Imagine an XY graph with lift as X (up the side) and AOA (along the bottom)as Y.
Now imagine a diagonal line from left to right starting from lower left of graph. As the AOA increases so does lift.
This relationship continues until there is a sharp drop in lift. This is essentially where the COA is. It is important to note that there is still some lift and it continues to decrease in the backside of the curve. This is where spins come into play.
What is a spin?
How to recover?
Simply put, a spin occurs when one wing is stalled more than the other. An aggravated, uncoordinated stall.
Imagine the graph that shows the relationship between lift and AOA. There is a region after a wing has exceeded the COA where aerodynamics react the opposite. As the AOA is increased lift gets worse. In a stall, both wings are at the same place in this reverse region. In a spin, one wing is more stalled than the other. And since increasing the AOA in this region decreases lift, if you try and use your ailerons opposite of the spin, you will actually worsen the spin! This is why you simply keep ailerons neutral and use opposite rudder. Ultimately breaking the uncoordinated stall condition with forward elevator.
Cessna 172 Flight Manual
P-power idle
A-ailerons neutral
R-rudder opposite direction of spin
E-elevator forward
What can happen if you enter a spin with an aft CG?
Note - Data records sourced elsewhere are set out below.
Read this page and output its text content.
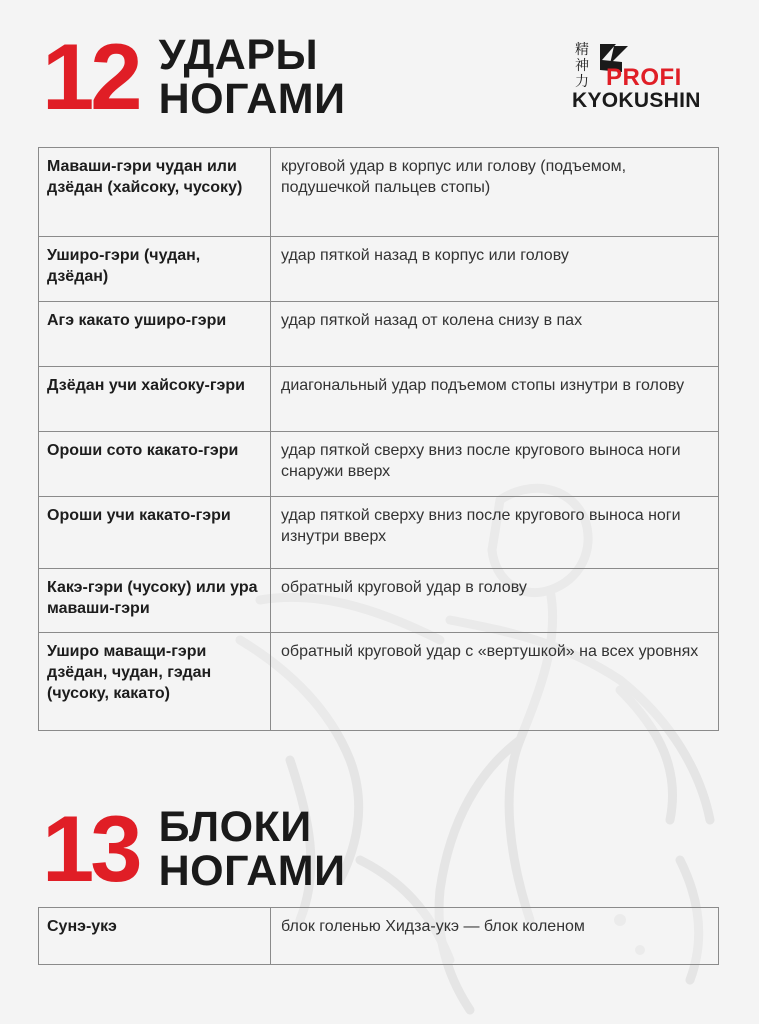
精
神
力 PROFI
KYOKUSHIN
12 УДАРЫ
НОГАМИ
Маваши-гэри чудан или дзёдан (хайсоку, чусоку)	круговой удар в корпус или голову (подъемом, подушечкой пальцев стопы)
Уширо-гэри (чудан, дзёдан)	удар пяткой назад в корпус или голову
Агэ какато уширо-гэри	удар пяткой назад от колена снизу в пах
Дзёдан учи хайсоку-гэри	диагональный удар подъемом стопы изнутри в голову
Ороши сото какато-гэри	удар пяткой сверху вниз после кругового выноса ноги снаружи вверх
Ороши учи какато-гэри	удар пяткой сверху вниз после кругового выноса ноги изнутри вверх
Какэ-гэри (чусоку) или ура маваши-гэри	обратный круговой удар в голову
Уширо маващи-гэри дзёдан, чудан, гэдан (чусоку, какато)	обратный круговой удар с «вертушкой» на всех уровнях
13 БЛОКИ
НОГАМИ
Сунэ-укэ	блок голенью Хидза-укэ — блок коленом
The further aft your longitudinal CG is, the more dangerous a spin can be. An aft CG can lead to a flat spin because the centrifugal force forces the weight to the outside of the spin diminishing elevator control.
What is a stall?
When smooth airflow over a wing is disrupted rapidly. This happens when a wing exceeds the critical angle of attack COA.
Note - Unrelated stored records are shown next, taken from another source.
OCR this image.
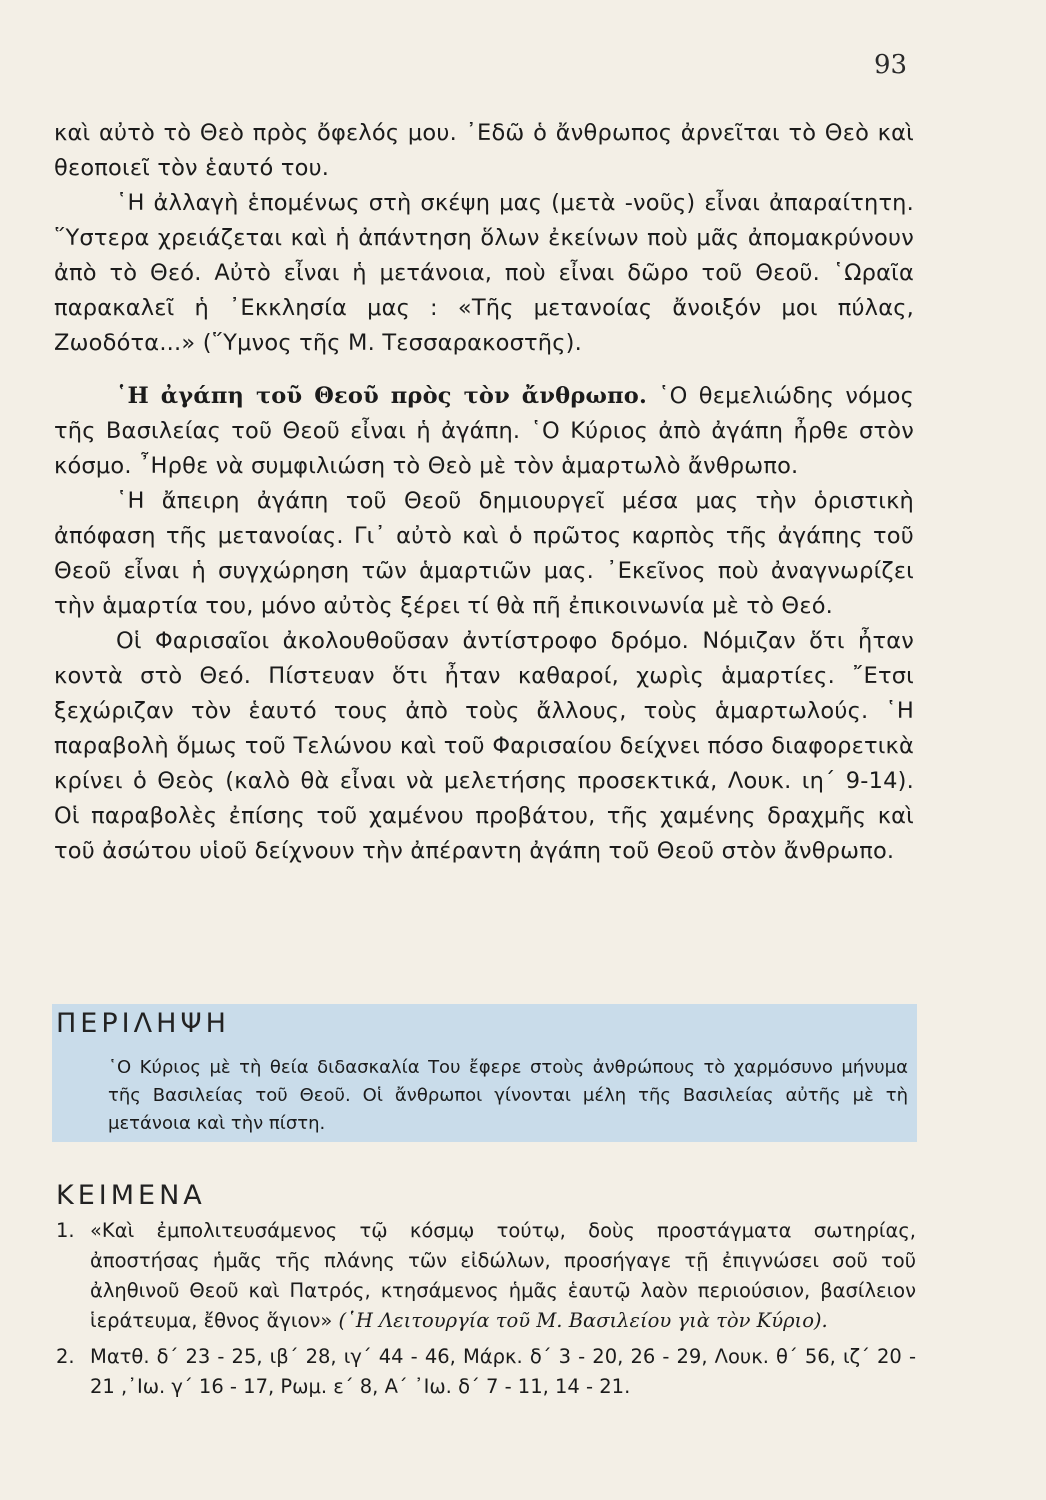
93

καὶ αὐτὸ τὸ Θεὸ πρὸς ὄφελός μου. ᾿Εδῶ ὁ ἄνθρωπος ἀρνεῖται τὸ Θεὸ καὶ θεοποιεῖ τὸν ἑαυτό του.

῾Η ἀλλαγὴ ἑπομένως στὴ σκέψη μας (μετὰ -νοῦς) εἶναι ἀπαραίτητη. ῞Υστερα χρειάζεται καὶ ἡ ἀπάντηση ὅλων ἐκείνων ποὺ μᾶς ἀπομακρύνουν ἀπὸ τὸ Θεό. Αὐτὸ εἶναι ἡ μετάνοια, ποὺ εἶναι δῶρο τοῦ Θεοῦ. ῾Ωραῖα παρακαλεῖ ἡ ᾿Εκκλησία μας : «Τῆς μετανοίας ἄνοιξόν μοι πύλας, Ζωοδότα...» (῞Υμνος τῆς Μ. Τεσσαρακοστῆς).

῾Η ἀγάπη τοῦ Θεοῦ πρὸς τὸν ἄνθρωπο. ῾Ο θεμελιώδης νόμος τῆς Βασιλείας τοῦ Θεοῦ εἶναι ἡ ἀγάπη. ῾Ο Κύριος ἀπὸ ἀγάπη ἦρθε στὸν κόσμο. ῏Ηρθε νὰ συμφιλιώση τὸ Θεὸ μὲ τὸν ἁμαρτωλὸ ἄνθρωπο.

῾Η ἄπειρη ἀγάπη τοῦ Θεοῦ δημιουργεῖ μέσα μας τὴν ὁριστικὴ ἀπόφαση τῆς μετανοίας. Γι᾿ αὐτὸ καὶ ὁ πρῶτος καρπὸς τῆς ἀγάπης τοῦ Θεοῦ εἶναι ἡ συγχώρηση τῶν ἁμαρτιῶν μας. ᾿Εκεῖνος ποὺ ἀναγνωρίζει τὴν ἁμαρτία του, μόνο αὐτὸς ξέρει τί θὰ πῆ ἐπικοινωνία μὲ τὸ Θεό.

Οἱ Φαρισαῖοι ἀκολουθοῦσαν ἀντίστροφο δρόμο. Νόμιζαν ὅτι ἦταν κοντὰ στὸ Θεό. Πίστευαν ὅτι ἦταν καθαροί, χωρὶς ἁμαρτίες. ῎Ετσι ξεχώριζαν τὸν ἑαυτό τους ἀπὸ τοὺς ἄλλους, τοὺς ἁμαρτωλούς. ῾Η παραβολὴ ὅμως τοῦ Τελώνου καὶ τοῦ Φαρισαίου δείχνει πόσο διαφορετικὰ κρίνει ὁ Θεὸς (καλὸ θὰ εἶναι νὰ μελετήσης προσεκτικά, Λουκ. ιη´ 9-14). Οἱ παραβολὲς ἐπίσης τοῦ χαμένου προβάτου, τῆς χαμένης δραχμῆς καὶ τοῦ ἀσώτου υἱοῦ δείχνουν τὴν ἀπέραντη ἀγάπη τοῦ Θεοῦ στὸν ἄνθρωπο.

ΠΕΡΙΛΗΨΗ
῾Ο Κύριος μὲ τὴ θεία διδασκαλία Του ἔφερε στοὺς ἀνθρώπους τὸ χαρμόσυνο μήνυμα τῆς Βασιλείας τοῦ Θεοῦ. Οἱ ἄνθρωποι γίνονται μέλη τῆς Βασιλείας αὐτῆς μὲ τὴ μετάνοια καὶ τὴν πίστη.
ΚΕΙΜΕΝΑ
1. «Καὶ ἐμπολιτευσάμενος τῷ κόσμῳ τούτῳ, δοὺς προστάγματα σωτηρίας, ἀποστήσας ἡμᾶς τῆς πλάνης τῶν εἰδώλων, προσήγαγε τῇ ἐπιγνώσει σοῦ τοῦ ἀληθινοῦ Θεοῦ καὶ Πατρός, κτησάμενος ἡμᾶς ἑαυτῷ λαὸν περιούσιον, βασίλειον ἱεράτευμα, ἔθνος ἅγιον» (῾Η Λειτουργία τοῦ Μ. Βασιλείου γιὰ τὸν Κύριο).
2. Ματθ. δ´ 23 - 25, ιβ´ 28, ιγ´ 44 - 46, Μάρκ. δ´ 3 - 20, 26 - 29, Λουκ. θ´ 56, ιζ´ 20 - 21 ,᾿Ιω. γ´ 16 - 17, Ρωμ. ε´ 8, Α´ ᾿Ιω. δ´ 7 - 11, 14 - 21.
A stall can happen at any airspeed and altitude. Many factors such as weight, CG, load factor and speed can change when an airplane reaches it’s COA.
Describe the relationship between Drag and Airspeed.
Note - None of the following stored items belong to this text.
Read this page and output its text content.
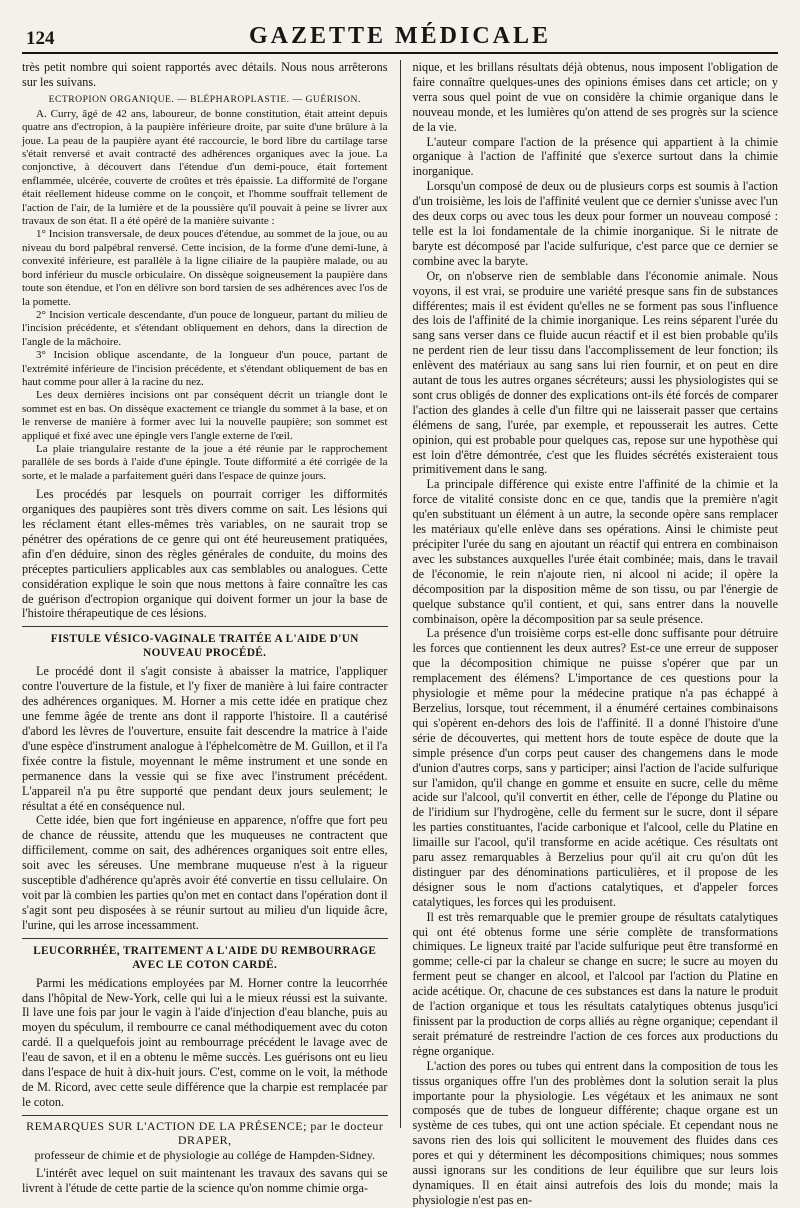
124	GAZETTE MÉDICALE

très petit nombre qui soient rapportés avec détails. Nous nous arrêterons sur les suivans.

ECTROPION ORGANIQUE. — BLÉPHAROPLASTIE. — GUÉRISON.

A. Curry, âgé de 42 ans, laboureur, de bonne constitution, était atteint depuis quatre ans d'ectropion, à la paupière inférieure droite, par suite d'une brûlure à la joue. La peau de la paupière ayant été raccourcie, le bord libre du cartilage tarse s'était renversé et avait contracté des adhérences organiques avec la joue. La conjonctive, à découvert dans l'étendue d'un demi-pouce, était fortement enflammée, ulcérée, couverte de croûtes et très épaissie. La difformité de l'organe était réellement hideuse comme on le conçoit, et l'homme souffrait tellement de l'action de l'air, de la lumière et de la poussière qu'il pouvait à peine se livrer aux travaux de son état. Il a été opéré de la manière suivante :

1° Incision transversale, de deux pouces d'étendue, au sommet de la joue, ou au niveau du bord palpébral renversé. Cette incision, de la forme d'une demi-lune, à convexité inférieure, est parallèle à la ligne ciliaire de la paupière malade, ou au bord inférieur du muscle orbiculaire. On dissèque soigneusement la paupière dans toute son étendue, et l'on en délivre son bord tarsien de ses adhérences avec l'os de la pomette.

2° Incision verticale descendante, d'un pouce de longueur, partant du milieu de l'incision précédente, et s'étendant obliquement en dehors, dans la direction de l'angle de la mâchoire.

3° Incision oblique ascendante, de la longueur d'un pouce, partant de l'extrémité inférieure de l'incision précédente, et s'étendant obliquement de bas en haut comme pour aller à la racine du nez.

Les deux dernières incisions ont par conséquent décrit un triangle dont le sommet est en bas. On dissèque exactement ce triangle du sommet à la base, et on le renverse de manière à former avec lui la nouvelle paupière; son sommet est appliqué et fixé avec une épingle vers l'angle externe de l'œil.

La plaie triangulaire restante de la joue a été réunie par le rapprochement parallèle de ses bords à l'aide d'une épingle. Toute difformité a été corrigée de la sorte, et le malade a parfaitement guéri dans l'espace de quinze jours.

Les procédés par lesquels on pourrait corriger les difformités organiques des paupières sont très divers comme on sait. Les lésions qui les réclament étant elles-mêmes très variables, on ne saurait trop se pénétrer des opérations de ce genre qui ont été heureusement pratiquées, afin d'en déduire, sinon des règles générales de conduite, du moins des préceptes particuliers applicables aux cas semblables ou analogues. Cette considération explique le soin que nous mettons à faire connaître les cas de guérison d'ectropion organique qui doivent former un jour la base de l'histoire thérapeutique de ces lésions.

FISTULE VÉSICO-VAGINALE TRAITÉE A L'AIDE D'UN NOUVEAU PROCÉDÉ.

Le procédé dont il s'agit consiste à abaisser la matrice, l'appliquer contre l'ouverture de la fistule, et l'y fixer de manière à lui faire contracter des adhérences organiques. M. Horner a mis cette idée en pratique chez une femme âgée de trente ans dont il rapporte l'histoire. Il a cautérisé d'abord les lèvres de l'ouverture, ensuite fait descendre la matrice à l'aide d'une espèce d'instrument analogue à l'éphelcomètre de M. Guillon, et il l'a fixée contre la fistule, moyennant le même instrument et une sonde en permanence dans la vessie qui se fixe avec l'instrument précédent. L'appareil n'a pu être supporté que pendant deux jours seulement; le résultat a été en conséquence nul.

Cette idée, bien que fort ingénieuse en apparence, n'offre que fort peu de chance de réussite, attendu que les muqueuses ne contractent que difficilement, comme on sait, des adhérences organiques soit entre elles, soit avec les séreuses. Une membrane muqueuse n'est à la rigueur susceptible d'adhérence qu'après avoir été convertie en tissu cellulaire. On voit par là combien les parties qu'on met en contact dans l'opération dont il s'agit sont peu disposées à se réunir surtout au milieu d'un liquide âcre, l'urine, qui les arrose incessamment.

LEUCORRHÉE, TRAITEMENT A L'AIDE DU REMBOURRAGE AVEC LE COTON CARDÉ.

Parmi les médications employées par M. Horner contre la leucorrhée dans l'hôpital de New-York, celle qui lui a le mieux réussi est la suivante. Il lave une fois par jour le vagin à l'aide d'injection d'eau blanche, puis au moyen du spéculum, il rembourre ce canal méthodiquement avec du coton cardé. Il a quelquefois joint au rembourrage précédent le lavage avec de l'eau de savon, et il en a obtenu le même succès. Les guérisons ont eu lieu dans l'espace de huit à dix-huit jours. C'est, comme on le voit, la méthode de M. Ricord, avec cette seule différence que la charpie est remplacée par le coton.

REMARQUES SUR L'ACTION DE LA PRÉSENCE; par le docteur DRAPER,
professeur de chimie et de physiologie au collége de Hampden-Sidney.

L'intérêt avec lequel on suit maintenant les travaux des savans qui se livrent à l'étude de cette partie de la science qu'on nomme chimie orga-

nique, et les brillans résultats déjà obtenus, nous imposent l'obligation de faire connaître quelques-unes des opinions émises dans cet article; on y verra sous quel point de vue on considère la chimie organique dans le nouveau monde, et les lumières qu'on attend de ses progrès sur la science de la vie.

L'auteur compare l'action de la présence qui appartient à la chimie organique à l'action de l'affinité que s'exerce surtout dans la chimie inorganique.

Lorsqu'un composé de deux ou de plusieurs corps est soumis à l'action d'un troisième, les lois de l'affinité veulent que ce dernier s'unisse avec l'un des deux corps ou avec tous les deux pour former un nouveau composé : telle est la loi fondamentale de la chimie inorganique. Si le nitrate de baryte est décomposé par l'acide sulfurique, c'est parce que ce dernier se combine avec la baryte.

Or, on n'observe rien de semblable dans l'économie animale. Nous voyons, il est vrai, se produire une variété presque sans fin de substances différentes; mais il est évident qu'elles ne se forment pas sous l'influence des lois de l'affinité de la chimie inorganique. Les reins séparent l'urée du sang sans verser dans ce fluide aucun réactif et il est bien probable qu'ils ne perdent rien de leur tissu dans l'accomplissement de leur fonction; ils enlèvent des matériaux au sang sans lui rien fournir, et on peut en dire autant de tous les autres organes sécréteurs; aussi les physiologistes qui se sont crus obligés de donner des explications ont-ils été forcés de comparer l'action des glandes à celle d'un filtre qui ne laisserait passer que certains élémens de sang, l'urée, par exemple, et repousserait les autres. Cette opinion, qui est probable pour quelques cas, repose sur une hypothèse qui est loin d'être démontrée, c'est que les fluides sécrétés existeraient tous primitivement dans le sang.

La principale différence qui existe entre l'affinité de la chimie et la force de vitalité consiste donc en ce que, tandis que la première n'agit qu'en substituant un élément à un autre, la seconde opère sans remplacer les matériaux qu'elle enlève dans ses opérations. Ainsi le chimiste peut précipiter l'urée du sang en ajoutant un réactif qui entrera en combinaison avec les substances auxquelles l'urée était combinée; mais, dans le travail de l'économie, le rein n'ajoute rien, ni alcool ni acide; il opère la décomposition par la disposition même de son tissu, ou par l'énergie de quelque substance qu'il contient, et qui, sans entrer dans la nouvelle combinaison, opère la décomposition par sa seule présence.

La présence d'un troisième corps est-elle donc suffisante pour détruire les forces que contiennent les deux autres? Est-ce une erreur de supposer que la décomposition chimique ne puisse s'opérer que par un remplacement des élémens? L'importance de ces questions pour la physiologie et même pour la médecine pratique n'a pas échappé à Berzelius, lorsque, tout récemment, il a énuméré certaines combinaisons qui s'opèrent en-dehors des lois de l'affinité. Il a donné l'histoire d'une série de découvertes, qui mettent hors de toute espèce de doute que la simple présence d'un corps peut causer des changemens dans le mode d'union d'autres corps, sans y participer; ainsi l'action de l'acide sulfurique sur l'amidon, qu'il change en gomme et ensuite en sucre, celle du même acide sur l'alcool, qu'il convertit en éther, celle de l'éponge du Platine ou de l'iridium sur l'hydrogène, celle du ferment sur le sucre, dont il sépare les parties constituantes, l'acide carbonique et l'alcool, celle du Platine en limaille sur l'acool, qu'il transforme en acide acétique. Ces résultats ont paru assez remarquables à Berzelius pour qu'il ait cru qu'on dût les distinguer par des dénominations particulières, et il propose de les désigner sous le nom d'actions catalytiques, et d'appeler forces catalytiques, les forces qui les produisent.

Il est très remarquable que le premier groupe de résultats catalytiques qui ont été obtenus forme une série complète de transformations chimiques. Le ligneux traité par l'acide sulfurique peut être transformé en gomme; celle-ci par la chaleur se change en sucre; le sucre au moyen du ferment peut se changer en alcool, et l'alcool par l'action du Platine en acide acétique. Or, chacune de ces substances est dans la nature le produit de l'action organique et tous les résultats catalytiques obtenus jusqu'ici finissent par la production de corps alliés au règne organique; cependant il serait prématuré de restreindre l'action de ces forces aux productions du règne organique.

L'action des pores ou tubes qui entrent dans la composition de tous les tissus organiques offre l'un des problèmes dont la solution serait la plus importante pour la physiologie. Les végétaux et les animaux ne sont composés que de tubes de longueur différente; chaque organe est un système de ces tubes, qui ont une action spéciale. Et cependant nous ne savons rien des lois qui sollicitent le mouvement des fluides dans ces pores et qui y déterminent les décompositions chimiques; nous sommes aussi ignorans sur les conditions de leur équilibre que sur leurs lois dynamiques. Il en était ainsi autrefois des lois du monde; mais la physiologie n'est pas en-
Picture an XY graph with drag up the x side and airspeed along the Y bottom.
There are two types of drag depicted: parasitic (all the stuff hanging off the airframe: rivets to antennae) and induced (the turbulent air produced behind an airframe or air foil due to AOA)
As airspeed increases, parasitic drag increases and induced drag decreases. The two lines create an X
Best glide speed, or maximum coefficient of lift occurs at the intersection of parasitic and induced drag. Imagine a U shaped line which represents total drag sitting inside the top of the x the two types of drags created. The bottom part of the U is where best glide occurs.